Simplex, an Israeli company working to enable bitcoin purchases with credit cards, has secured $7m from a group of investors. With previously raised money, the total amount of attracted funds equals $8.4 million.
Apart from non-disclosed angel investors, the principal contributors list includes bitcoin mining firms Bitmain and Cumberland Mining, and a crowdfunding platform FundersClub.
Founded in 2014, Simplex enables bitcoin exchanges, broker websites and wallet applications to make cryptocurrency purchases on a secured online platform via credit card transactions. The company claims to provide an alternative and handier method for buying bitcoins. While the common way of bitcoin purchases – wire transfers to exchanges – is time-consuming (up to three days) and too formalised (entails KYC requirements by banks), Simplex offers faster bitcoin purchases via credit cards.
Simplex's CEO Nimrod Lehavi explains: “Banks often place additional restrictions on which countries bitcoin exchange customers can send wire transfers to. … This clearly creates very high friction and makes mainstream adoption of bitcoin far from easy. With Simplex, transactions are convenient, carry fewer restrictions, and occur almost instantaneously.”

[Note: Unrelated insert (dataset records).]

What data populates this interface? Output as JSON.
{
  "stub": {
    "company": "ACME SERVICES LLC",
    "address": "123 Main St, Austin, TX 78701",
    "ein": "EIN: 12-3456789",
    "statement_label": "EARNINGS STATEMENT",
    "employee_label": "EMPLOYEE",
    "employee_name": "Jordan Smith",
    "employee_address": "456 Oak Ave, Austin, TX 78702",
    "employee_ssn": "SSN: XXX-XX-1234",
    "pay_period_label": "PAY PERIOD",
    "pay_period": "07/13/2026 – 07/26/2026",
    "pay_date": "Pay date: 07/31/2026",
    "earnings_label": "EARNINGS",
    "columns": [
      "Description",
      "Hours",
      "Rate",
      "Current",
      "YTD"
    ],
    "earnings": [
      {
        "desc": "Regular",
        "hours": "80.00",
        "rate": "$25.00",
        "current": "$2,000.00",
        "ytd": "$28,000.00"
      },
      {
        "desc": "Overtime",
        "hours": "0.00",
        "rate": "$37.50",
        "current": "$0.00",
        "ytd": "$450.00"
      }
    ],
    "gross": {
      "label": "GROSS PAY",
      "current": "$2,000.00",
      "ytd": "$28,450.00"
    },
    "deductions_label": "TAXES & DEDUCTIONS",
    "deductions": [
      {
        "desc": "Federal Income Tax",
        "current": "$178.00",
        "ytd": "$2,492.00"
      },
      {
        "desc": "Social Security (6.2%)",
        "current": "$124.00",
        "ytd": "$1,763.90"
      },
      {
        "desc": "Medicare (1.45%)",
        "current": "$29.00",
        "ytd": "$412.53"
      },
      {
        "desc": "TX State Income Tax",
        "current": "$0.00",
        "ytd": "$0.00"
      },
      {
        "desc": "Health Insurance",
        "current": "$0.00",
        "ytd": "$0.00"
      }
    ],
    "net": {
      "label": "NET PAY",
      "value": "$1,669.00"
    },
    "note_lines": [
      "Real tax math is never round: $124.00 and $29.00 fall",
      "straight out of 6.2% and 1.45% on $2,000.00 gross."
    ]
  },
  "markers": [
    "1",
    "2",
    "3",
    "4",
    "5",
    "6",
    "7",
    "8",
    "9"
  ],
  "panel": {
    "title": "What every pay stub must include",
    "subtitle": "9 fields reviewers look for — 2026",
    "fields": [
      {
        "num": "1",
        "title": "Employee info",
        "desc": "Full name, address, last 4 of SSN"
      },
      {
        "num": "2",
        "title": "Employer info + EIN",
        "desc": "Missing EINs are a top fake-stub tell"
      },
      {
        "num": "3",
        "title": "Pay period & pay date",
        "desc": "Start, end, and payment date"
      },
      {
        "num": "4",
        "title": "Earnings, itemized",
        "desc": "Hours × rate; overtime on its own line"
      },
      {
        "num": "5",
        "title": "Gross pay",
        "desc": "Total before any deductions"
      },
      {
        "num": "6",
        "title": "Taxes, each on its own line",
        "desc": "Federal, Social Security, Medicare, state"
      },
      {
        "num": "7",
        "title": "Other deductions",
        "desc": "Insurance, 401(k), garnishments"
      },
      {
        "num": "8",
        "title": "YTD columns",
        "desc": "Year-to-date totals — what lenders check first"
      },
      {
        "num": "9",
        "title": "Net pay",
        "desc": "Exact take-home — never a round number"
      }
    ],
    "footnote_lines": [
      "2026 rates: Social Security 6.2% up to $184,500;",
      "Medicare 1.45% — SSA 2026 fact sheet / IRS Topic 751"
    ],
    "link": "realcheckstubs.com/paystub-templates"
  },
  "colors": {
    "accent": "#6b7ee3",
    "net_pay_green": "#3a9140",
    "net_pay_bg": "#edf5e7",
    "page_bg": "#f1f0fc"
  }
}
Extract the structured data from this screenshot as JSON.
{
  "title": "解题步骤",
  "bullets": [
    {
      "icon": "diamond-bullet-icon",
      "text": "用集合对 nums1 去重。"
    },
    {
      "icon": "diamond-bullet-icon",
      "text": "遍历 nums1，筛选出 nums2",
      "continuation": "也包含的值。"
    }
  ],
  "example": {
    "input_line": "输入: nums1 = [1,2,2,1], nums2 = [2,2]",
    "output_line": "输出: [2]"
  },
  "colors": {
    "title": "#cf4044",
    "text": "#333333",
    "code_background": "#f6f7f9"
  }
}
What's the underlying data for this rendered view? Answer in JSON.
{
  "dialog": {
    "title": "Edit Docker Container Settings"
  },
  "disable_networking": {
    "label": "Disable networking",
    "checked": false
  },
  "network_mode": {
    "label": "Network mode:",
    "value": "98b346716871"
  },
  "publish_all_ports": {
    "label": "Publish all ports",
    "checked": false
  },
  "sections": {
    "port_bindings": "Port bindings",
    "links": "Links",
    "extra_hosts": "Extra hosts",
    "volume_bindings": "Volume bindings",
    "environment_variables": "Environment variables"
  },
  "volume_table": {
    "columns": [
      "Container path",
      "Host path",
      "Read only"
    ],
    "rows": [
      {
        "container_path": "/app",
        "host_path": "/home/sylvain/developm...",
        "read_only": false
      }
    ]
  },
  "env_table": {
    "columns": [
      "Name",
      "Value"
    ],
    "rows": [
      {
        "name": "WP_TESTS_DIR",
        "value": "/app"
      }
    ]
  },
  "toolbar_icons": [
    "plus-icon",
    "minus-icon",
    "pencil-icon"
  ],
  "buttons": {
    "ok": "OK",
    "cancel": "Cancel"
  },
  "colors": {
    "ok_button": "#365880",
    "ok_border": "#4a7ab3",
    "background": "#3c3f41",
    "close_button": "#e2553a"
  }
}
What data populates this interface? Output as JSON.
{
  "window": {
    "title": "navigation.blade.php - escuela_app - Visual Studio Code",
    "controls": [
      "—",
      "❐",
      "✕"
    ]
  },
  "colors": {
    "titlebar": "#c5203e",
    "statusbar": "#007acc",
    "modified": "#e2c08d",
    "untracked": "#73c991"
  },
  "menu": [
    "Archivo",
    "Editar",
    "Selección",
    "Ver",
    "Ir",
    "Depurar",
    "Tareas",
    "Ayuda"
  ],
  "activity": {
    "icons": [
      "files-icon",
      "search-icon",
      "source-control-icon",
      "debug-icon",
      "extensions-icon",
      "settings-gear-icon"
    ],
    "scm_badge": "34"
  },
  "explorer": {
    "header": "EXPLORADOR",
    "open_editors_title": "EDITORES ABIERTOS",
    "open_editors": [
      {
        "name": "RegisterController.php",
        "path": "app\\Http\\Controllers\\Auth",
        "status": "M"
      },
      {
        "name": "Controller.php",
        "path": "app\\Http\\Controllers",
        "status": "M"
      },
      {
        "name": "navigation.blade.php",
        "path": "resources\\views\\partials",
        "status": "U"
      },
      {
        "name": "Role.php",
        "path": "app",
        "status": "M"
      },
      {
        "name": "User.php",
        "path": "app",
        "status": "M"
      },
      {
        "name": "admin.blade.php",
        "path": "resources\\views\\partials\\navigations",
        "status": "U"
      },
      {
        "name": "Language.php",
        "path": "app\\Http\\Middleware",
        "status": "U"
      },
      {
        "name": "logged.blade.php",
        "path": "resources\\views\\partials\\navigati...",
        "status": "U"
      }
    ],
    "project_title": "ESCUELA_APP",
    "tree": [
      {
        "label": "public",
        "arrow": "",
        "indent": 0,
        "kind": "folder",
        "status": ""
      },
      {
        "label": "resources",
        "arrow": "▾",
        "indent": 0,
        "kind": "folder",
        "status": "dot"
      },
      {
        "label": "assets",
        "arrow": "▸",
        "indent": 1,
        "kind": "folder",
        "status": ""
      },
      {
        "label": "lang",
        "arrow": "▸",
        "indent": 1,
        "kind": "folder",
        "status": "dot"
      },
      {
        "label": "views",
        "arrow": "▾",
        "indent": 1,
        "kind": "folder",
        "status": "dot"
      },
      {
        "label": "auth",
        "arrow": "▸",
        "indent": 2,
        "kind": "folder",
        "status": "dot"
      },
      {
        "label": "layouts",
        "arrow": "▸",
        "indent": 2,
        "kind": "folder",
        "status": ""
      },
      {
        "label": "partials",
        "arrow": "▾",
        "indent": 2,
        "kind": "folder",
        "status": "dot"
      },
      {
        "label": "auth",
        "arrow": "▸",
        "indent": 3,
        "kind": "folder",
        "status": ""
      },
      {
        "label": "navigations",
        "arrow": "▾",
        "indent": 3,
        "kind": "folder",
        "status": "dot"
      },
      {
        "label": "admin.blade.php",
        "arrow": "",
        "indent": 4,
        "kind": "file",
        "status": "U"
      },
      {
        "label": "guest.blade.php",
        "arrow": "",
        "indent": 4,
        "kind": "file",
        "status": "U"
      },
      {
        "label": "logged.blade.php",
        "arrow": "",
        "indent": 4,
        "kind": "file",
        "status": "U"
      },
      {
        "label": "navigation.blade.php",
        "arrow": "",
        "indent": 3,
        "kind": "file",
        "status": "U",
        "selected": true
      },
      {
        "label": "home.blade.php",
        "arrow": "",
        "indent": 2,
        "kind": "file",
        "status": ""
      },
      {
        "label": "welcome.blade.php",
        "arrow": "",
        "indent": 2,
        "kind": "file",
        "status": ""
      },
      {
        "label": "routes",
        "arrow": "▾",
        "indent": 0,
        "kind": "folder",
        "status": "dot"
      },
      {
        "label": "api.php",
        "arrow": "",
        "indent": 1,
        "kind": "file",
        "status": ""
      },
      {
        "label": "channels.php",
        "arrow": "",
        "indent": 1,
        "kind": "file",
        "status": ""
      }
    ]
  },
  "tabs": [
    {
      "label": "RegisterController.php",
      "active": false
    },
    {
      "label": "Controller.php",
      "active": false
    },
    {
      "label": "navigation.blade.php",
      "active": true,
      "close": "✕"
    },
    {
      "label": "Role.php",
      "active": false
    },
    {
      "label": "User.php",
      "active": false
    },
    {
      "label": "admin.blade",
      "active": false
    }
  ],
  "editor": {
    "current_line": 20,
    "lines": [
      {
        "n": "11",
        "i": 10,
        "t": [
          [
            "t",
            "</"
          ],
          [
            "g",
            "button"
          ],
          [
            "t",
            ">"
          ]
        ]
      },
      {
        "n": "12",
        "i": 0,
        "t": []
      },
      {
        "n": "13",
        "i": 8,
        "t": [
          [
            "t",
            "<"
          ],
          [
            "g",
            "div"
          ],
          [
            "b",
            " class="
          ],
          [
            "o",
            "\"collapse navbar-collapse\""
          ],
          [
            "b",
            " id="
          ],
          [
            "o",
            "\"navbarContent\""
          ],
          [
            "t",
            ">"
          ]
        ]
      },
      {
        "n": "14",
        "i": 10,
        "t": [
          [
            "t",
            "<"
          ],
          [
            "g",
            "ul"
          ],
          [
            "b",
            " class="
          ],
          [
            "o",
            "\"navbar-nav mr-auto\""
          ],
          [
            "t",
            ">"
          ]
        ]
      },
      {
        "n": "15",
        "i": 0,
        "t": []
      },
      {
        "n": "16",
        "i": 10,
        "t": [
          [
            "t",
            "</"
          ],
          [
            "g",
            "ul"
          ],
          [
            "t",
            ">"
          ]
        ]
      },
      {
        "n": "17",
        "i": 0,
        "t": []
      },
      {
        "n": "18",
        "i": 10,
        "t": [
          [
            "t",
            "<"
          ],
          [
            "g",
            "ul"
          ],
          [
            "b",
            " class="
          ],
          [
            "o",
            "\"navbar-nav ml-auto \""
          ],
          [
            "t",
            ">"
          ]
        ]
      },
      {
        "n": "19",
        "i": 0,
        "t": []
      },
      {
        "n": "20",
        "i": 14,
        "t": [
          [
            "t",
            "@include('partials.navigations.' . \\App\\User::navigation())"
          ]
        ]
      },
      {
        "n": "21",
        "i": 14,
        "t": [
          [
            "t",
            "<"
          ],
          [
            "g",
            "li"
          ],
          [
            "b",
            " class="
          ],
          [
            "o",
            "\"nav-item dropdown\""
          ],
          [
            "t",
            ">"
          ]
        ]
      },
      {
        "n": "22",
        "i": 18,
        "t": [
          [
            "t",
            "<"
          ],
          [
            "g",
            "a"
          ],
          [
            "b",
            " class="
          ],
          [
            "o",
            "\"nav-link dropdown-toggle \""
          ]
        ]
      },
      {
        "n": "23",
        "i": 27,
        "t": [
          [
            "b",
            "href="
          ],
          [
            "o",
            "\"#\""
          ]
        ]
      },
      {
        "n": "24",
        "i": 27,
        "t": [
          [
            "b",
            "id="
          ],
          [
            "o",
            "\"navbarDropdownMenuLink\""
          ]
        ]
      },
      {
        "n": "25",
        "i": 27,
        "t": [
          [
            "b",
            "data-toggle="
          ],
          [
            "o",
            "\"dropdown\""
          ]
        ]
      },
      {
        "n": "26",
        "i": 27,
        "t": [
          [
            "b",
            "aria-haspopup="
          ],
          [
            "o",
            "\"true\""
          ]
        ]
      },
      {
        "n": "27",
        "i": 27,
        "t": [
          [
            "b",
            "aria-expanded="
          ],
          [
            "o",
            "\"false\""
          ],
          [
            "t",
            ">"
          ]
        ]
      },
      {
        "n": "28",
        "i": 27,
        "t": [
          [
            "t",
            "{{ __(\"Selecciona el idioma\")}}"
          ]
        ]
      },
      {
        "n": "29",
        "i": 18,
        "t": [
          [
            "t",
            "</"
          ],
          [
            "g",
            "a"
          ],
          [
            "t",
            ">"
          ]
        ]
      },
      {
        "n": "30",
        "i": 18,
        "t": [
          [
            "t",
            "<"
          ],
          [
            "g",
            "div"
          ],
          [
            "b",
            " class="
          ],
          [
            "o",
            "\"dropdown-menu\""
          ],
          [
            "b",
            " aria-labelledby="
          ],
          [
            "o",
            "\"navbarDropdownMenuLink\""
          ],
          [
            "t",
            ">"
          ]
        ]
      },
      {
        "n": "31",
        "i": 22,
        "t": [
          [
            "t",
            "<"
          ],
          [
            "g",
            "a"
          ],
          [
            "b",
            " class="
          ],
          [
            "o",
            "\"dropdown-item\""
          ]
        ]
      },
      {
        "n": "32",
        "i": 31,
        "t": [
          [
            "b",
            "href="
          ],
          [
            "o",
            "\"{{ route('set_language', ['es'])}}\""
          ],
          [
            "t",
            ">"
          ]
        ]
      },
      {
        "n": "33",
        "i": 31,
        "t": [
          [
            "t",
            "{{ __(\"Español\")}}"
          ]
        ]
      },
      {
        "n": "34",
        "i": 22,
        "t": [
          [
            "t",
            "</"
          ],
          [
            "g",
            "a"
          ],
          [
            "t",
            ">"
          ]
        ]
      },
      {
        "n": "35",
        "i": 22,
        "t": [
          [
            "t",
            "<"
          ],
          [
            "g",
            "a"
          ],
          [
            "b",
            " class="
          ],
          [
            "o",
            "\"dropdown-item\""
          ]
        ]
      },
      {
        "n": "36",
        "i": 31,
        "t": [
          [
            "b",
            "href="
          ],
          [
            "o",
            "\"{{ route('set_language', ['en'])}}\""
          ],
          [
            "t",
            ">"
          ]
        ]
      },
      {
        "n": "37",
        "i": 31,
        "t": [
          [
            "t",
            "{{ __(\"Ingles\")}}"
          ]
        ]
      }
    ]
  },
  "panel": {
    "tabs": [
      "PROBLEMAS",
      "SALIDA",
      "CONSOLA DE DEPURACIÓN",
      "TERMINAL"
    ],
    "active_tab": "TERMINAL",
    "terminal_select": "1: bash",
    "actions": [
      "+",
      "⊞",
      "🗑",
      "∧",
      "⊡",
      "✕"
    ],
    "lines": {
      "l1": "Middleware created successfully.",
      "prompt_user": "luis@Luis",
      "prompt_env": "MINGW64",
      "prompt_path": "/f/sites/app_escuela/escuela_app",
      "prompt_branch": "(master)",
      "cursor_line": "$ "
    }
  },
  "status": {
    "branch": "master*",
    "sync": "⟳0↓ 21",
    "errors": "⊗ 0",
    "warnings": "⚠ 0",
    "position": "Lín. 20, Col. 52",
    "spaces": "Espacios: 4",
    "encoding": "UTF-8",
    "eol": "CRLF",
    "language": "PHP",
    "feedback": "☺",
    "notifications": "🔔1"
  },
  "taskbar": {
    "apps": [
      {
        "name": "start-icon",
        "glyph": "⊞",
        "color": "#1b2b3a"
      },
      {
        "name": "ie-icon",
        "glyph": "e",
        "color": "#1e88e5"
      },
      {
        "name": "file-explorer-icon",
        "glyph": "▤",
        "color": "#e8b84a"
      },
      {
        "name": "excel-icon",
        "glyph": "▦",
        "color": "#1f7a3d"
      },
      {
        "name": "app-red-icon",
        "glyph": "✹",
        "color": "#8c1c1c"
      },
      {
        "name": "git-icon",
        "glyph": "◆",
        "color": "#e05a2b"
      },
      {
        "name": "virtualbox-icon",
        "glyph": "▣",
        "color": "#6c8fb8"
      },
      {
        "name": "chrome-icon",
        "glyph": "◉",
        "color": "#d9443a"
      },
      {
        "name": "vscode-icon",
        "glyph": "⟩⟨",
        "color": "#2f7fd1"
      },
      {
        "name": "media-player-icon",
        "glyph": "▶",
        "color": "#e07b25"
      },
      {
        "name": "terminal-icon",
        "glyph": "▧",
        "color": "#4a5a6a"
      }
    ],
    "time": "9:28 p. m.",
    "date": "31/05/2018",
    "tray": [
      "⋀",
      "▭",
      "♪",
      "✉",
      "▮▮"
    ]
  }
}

The company puts a special emphasis on the protection of businesses from fraud, promising to bear all costs in the case of chargeback or fraud. According to Lehavi, the beta platform was launched by Simplex about a year ago and since then about $4 million in purchases has been processed without any fraud. Simplex’s website provides the names of the company’s clients, the cloud mining provider Genesis Mining and bitcoin exchanges SpectroCoin and Bits of Gold among them.
Israel is known for its fast-growing and coherent bitcoin community. Simplex is not the first Israeli bitcoin/blockchain startup to attract funding from investors. In January 2015 another Israeli-based company, Colu, raised $2.5 million in a seed round. Among other successful Israeli cryptocurrency ventures Bits of Gold, GetGems and Polycoin can be mentioned.